Can an old landlord go after me for rent after a 30 day notice has been submitted?

I had a lease with a particular (shady) Los Angeles Management Co. from October 23, 2005 to October 23, 2006. Due to irreconcilable differences with my former (flaky and overall manipulative) roommate, I moved out on November 25, 2006. I sent them the notice to vacate on October 8, and rent was paid in full. When I later called to confirm its receipt, I was given the complete runaround. (I have copies of the letter and lease) After discussing the issue with an attorney, I was informed that once I move out I was no longer liable for rent on the apartment. I then proceeding with moving out. About three months later I got a call from the manager informing me that the rent was consistently being turned in late. Essentially, they are trying to go after me for rent on an apartment I no longer live in. I informed them that legally that it was not my responsibility and that they needed to contact the old roommate. They are continuing to contact me regarding this. What should I do?
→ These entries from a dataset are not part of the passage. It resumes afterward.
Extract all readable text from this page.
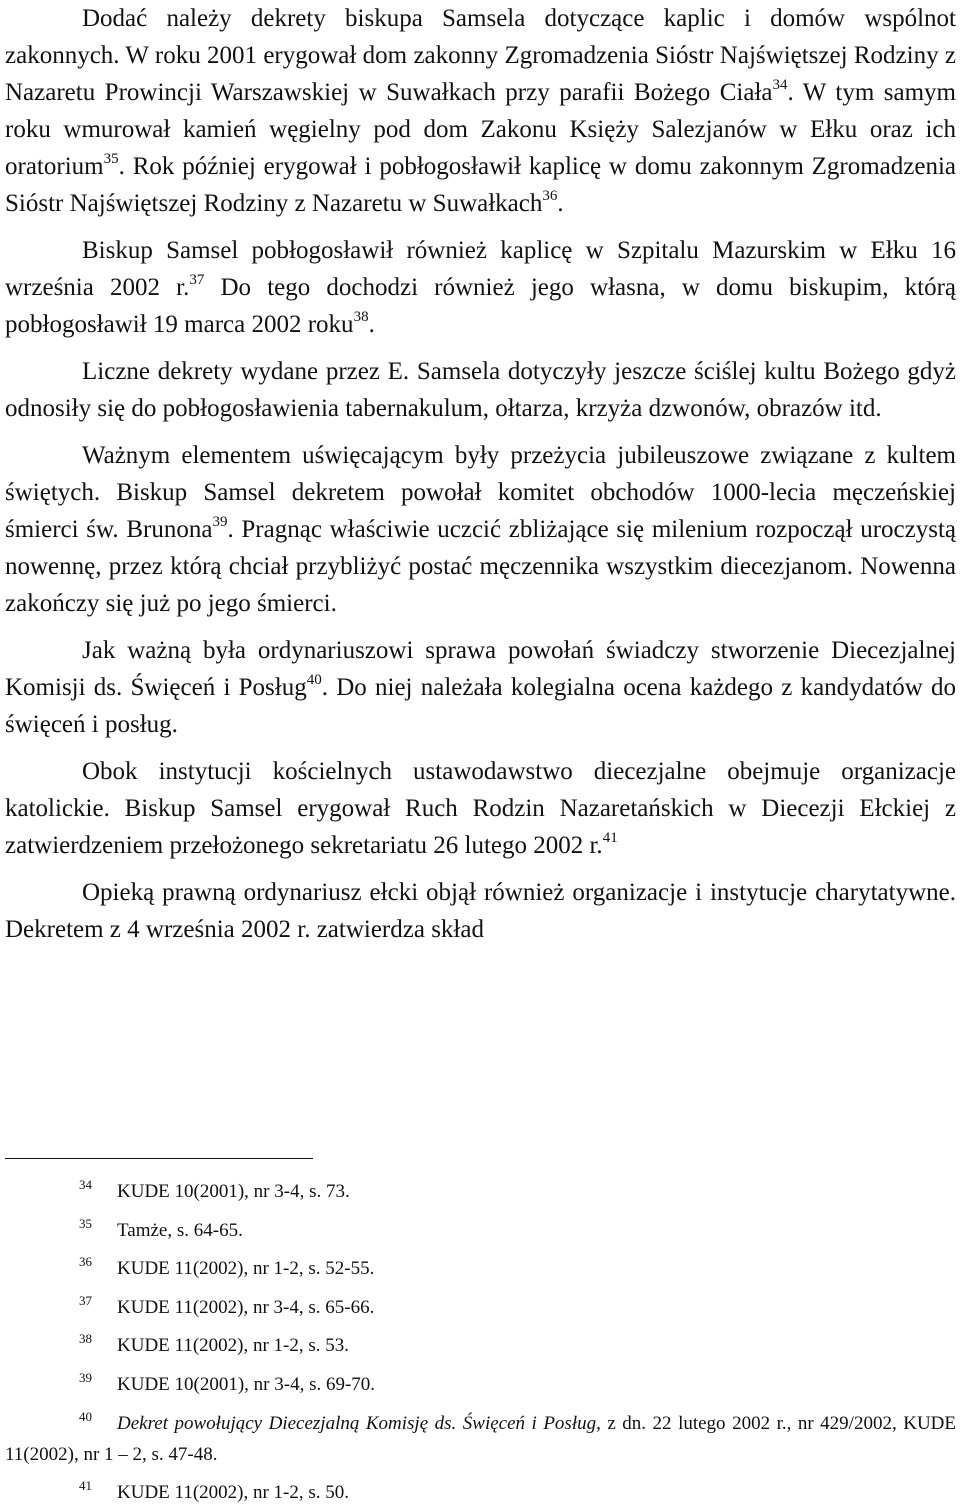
Dodać należy dekrety biskupa Samsela dotyczące kaplic i domów wspólnot zakonnych. W roku 2001 erygował dom zakonny Zgromadzenia Sióstr Najświętszej Rodziny z Nazaretu Prowincji Warszawskiej w Suwałkach przy parafii Bożego Ciała$^{34}$. W tym samym roku wmurował kamień węgielny pod dom Zakonu Księży Salezjanów w Ełku oraz ich oratorium$^{35}$. Rok później erygował i pobłogosławił kaplicę w domu zakonnym Zgromadzenia Sióstr Najświętszej Rodziny z Nazaretu w Suwałkach$^{36}$.

Biskup Samsel pobłogosławił również kaplicę w Szpitalu Mazurskim w Ełku 16 września 2002 r.$^{37}$ Do tego dochodzi również jego własna, w domu biskupim, którą pobłogosławił 19 marca 2002 roku$^{38}$.

Liczne dekrety wydane przez E. Samsela dotyczyły jeszcze ściślej kultu Bożego gdyż odnosiły się do pobłogosławienia tabernakulum, ołtarza, krzyża dzwonów, obrazów itd.

Ważnym elementem uświęcającym były przeżycia jubileuszowe związane z kultem świętych. Biskup Samsel dekretem powołał komitet obchodów 1000-lecia męczeńskiej śmierci św. Brunona$^{39}$. Pragnąc właściwie uczcić zbliżające się milenium rozpoczął uroczystą nowennę, przez którą chciał przybliżyć postać męczennika wszystkim diecezjanom. Nowenna zakończy się już po jego śmierci.

Jak ważną była ordynariuszowi sprawa powołań świadczy stworzenie Diecezjalnej Komisji ds. Święceń i Posług$^{40}$. Do niej należała kolegialna ocena każdego z kandydatów do święceń i posług.

Obok instytucji kościelnych ustawodawstwo diecezjalne obejmuje organizacje katolickie. Biskup Samsel erygował Ruch Rodzin Nazaretańskich w Diecezji Ełckiej z zatwierdzeniem przełożonego sekretariatu 26 lutego 2002 r.$^{41}$

Opieką prawną ordynariusz ełcki objął również organizacje i instytucje charytatywne. Dekretem z 4 września 2002 r. zatwierdza skład

34 KUDE 10(2001), nr 3-4, s. 73.

35 Tamże, s. 64-65.

36 KUDE 11(2002), nr 1-2, s. 52-55.

37 KUDE 11(2002), nr 3-4, s. 65-66.

38 KUDE 11(2002), nr 1-2, s. 53.

39 KUDE 10(2001), nr 3-4, s. 69-70.

40 Dekret powołujący Diecezjalną Komisję ds. Święceń i Posług, z dn. 22 lutego 2002 r., nr 429/2002, KUDE 11(2002), nr 1 – 2, s. 47-48.

41 KUDE 11(2002), nr 1-2, s. 50.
Posted in Landlord Tenant Law.


  1. Roommate squables are not the problem of the landlord. It doesn’t matter if he is old, young or “shady”…all he has to have is a contract.

    You signed the lease, despite what you may think you are still legally responsible.
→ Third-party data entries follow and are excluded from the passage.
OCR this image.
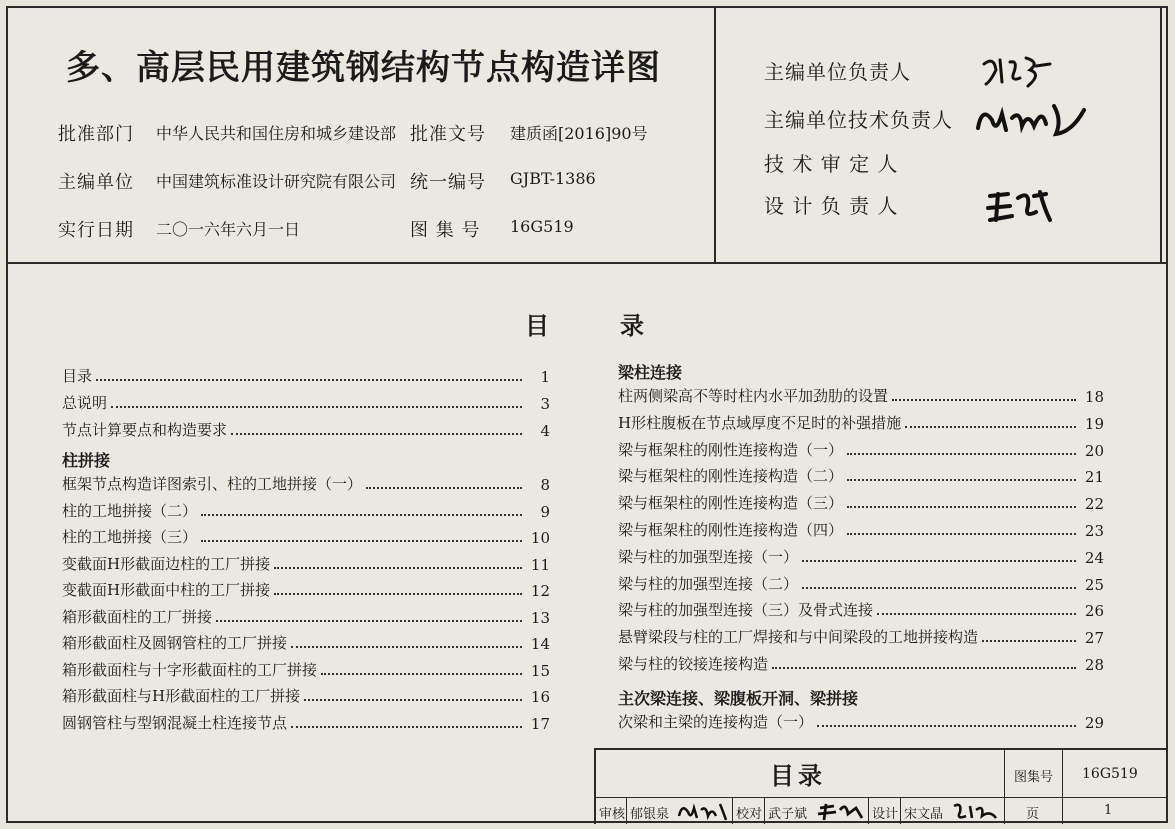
多、高层民用建筑钢结构节点构造详图
批准部门 中华人民共和国住房和城乡建设部 批准文号 建质函[2016]90号
主编单位 中国建筑标准设计研究院有限公司 统一编号 GJBT-1386
实行日期 二〇一六年六月一日	图 集 号 16G519
主编单位负责人
主编单位技术负责人
技 术 审 定 人
设 计 负 责 人
目	录
目录	1
总说明	3
节点计算要点和构造要求	4
柱拼接
框架节点构造详图索引、柱的工地拼接（一）	8
柱的工地拼接（二）	9
柱的工地拼接（三）	10
变截面H形截面边柱的工厂拼接	11
变截面H形截面中柱的工厂拼接	12
箱形截面柱的工厂拼接	13
箱形截面柱及圆钢管柱的工厂拼接	14
箱形截面柱与十字形截面柱的工厂拼接	15
箱形截面柱与H形截面柱的工厂拼接	16
圆钢管柱与型钢混凝土柱连接节点	17
梁柱连接
柱两侧梁高不等时柱内水平加劲肋的设置	18
H形柱腹板在节点域厚度不足时的补强措施	19
梁与框架柱的刚性连接构造（一）	20
梁与框架柱的刚性连接构造（二）	21
梁与框架柱的刚性连接构造（三）	22
梁与框架柱的刚性连接构造（四）	23
梁与柱的加强型连接（一）	24
梁与柱的加强型连接（二）	25
梁与柱的加强型连接（三）及骨式连接	26
悬臂梁段与柱的工厂焊接和与中间梁段的工地拼接构造	27
梁与柱的铰接连接构造	28
主次梁连接、梁腹板开洞、梁拼接
次梁和主梁的连接构造（一）	29
目录	图集号 16G519
审核 郁银泉	校对 武子斌	设计 宋文晶	页	1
    Leases are a two-way obligation…if he just gave you a 30-day notice mid-lease to vacate, you would be screaming to the top of your lungs that you had a 12 month obligation and he couldn’t throw you out.

    You seem to think that it doesn’t work in the reverse direction…and it does. You committed to staying in that apartment and paying him a consistent rental fee for 12 months…and because you made a poor choice in a roomate is NOT his problem.

    Your roommate may not have even qualified to rent the apartment on his/her own. You do not have the sole right to terminate a lease…b/c the lease, again, is a two-way contract…if the landlord doesn’t want to allow you to break it, he doesn’t have to!

    Welcome to the world of legal contracts….if he says he’ll sue you, he will, and he’ll win.

  2. Did you send the letter certified mail? That would’ve given you a receipt of the letter being delivered.
    According to your question, you moved out a month after the lease ended (11/06), correct? In California, after the term of lease expires, it automatically goes to a month-to-month situation unless a new lease is signed. You have to give 30 days notice to move out, which you say you did.

    I would think that since you gave proper notification of your intent (ie: more than 30 days notice), the lease had expired so you were under no obligation there…you should be clear. Did your former roommate move out? That might be an issue, but if your name is no longer on a lease, then I would imagine you are in the clear. Its possible that the Management Co. is unable to recover money from your old roommate whom may or may not be living there and is going after you in hopes of getting some money.

  3. If you had a lease from Oct 05 to Oct 06, but didnt move out till Nov of 06, yes you would be responsible for the rent. You automatically renewed your lease by not moving at the end of the lease. So your new lease would be up in Oct of 07. Unfortunately. But however, If you’ve moved out and they have re-rented the property, they cannot ask for rent from you also. Then they would be collecting double the rent, which is fraud. But if it is your old roomate still living there, and you’re still on the lease, then you are still responsible for the rent until the lease is up. I’m really sorry. It doenst matter if you sent in a notice that you were moving, if you have a lease, you are obligated to follow the lease. If they all agreed to you moving out, then its another story, but in this case, it sounds like, no one removed you from the lease, and you are still obligated to pay no matter how much you disagree with it. Judge Judy would tell you the same thing. If you have a lease, you have to follow it, Whether or not you are living there.

  4. Time has run out. More than likely it has been reported to the credit bureau if you had the lease in your name. Otherwise, forget it and chalk it up to experience.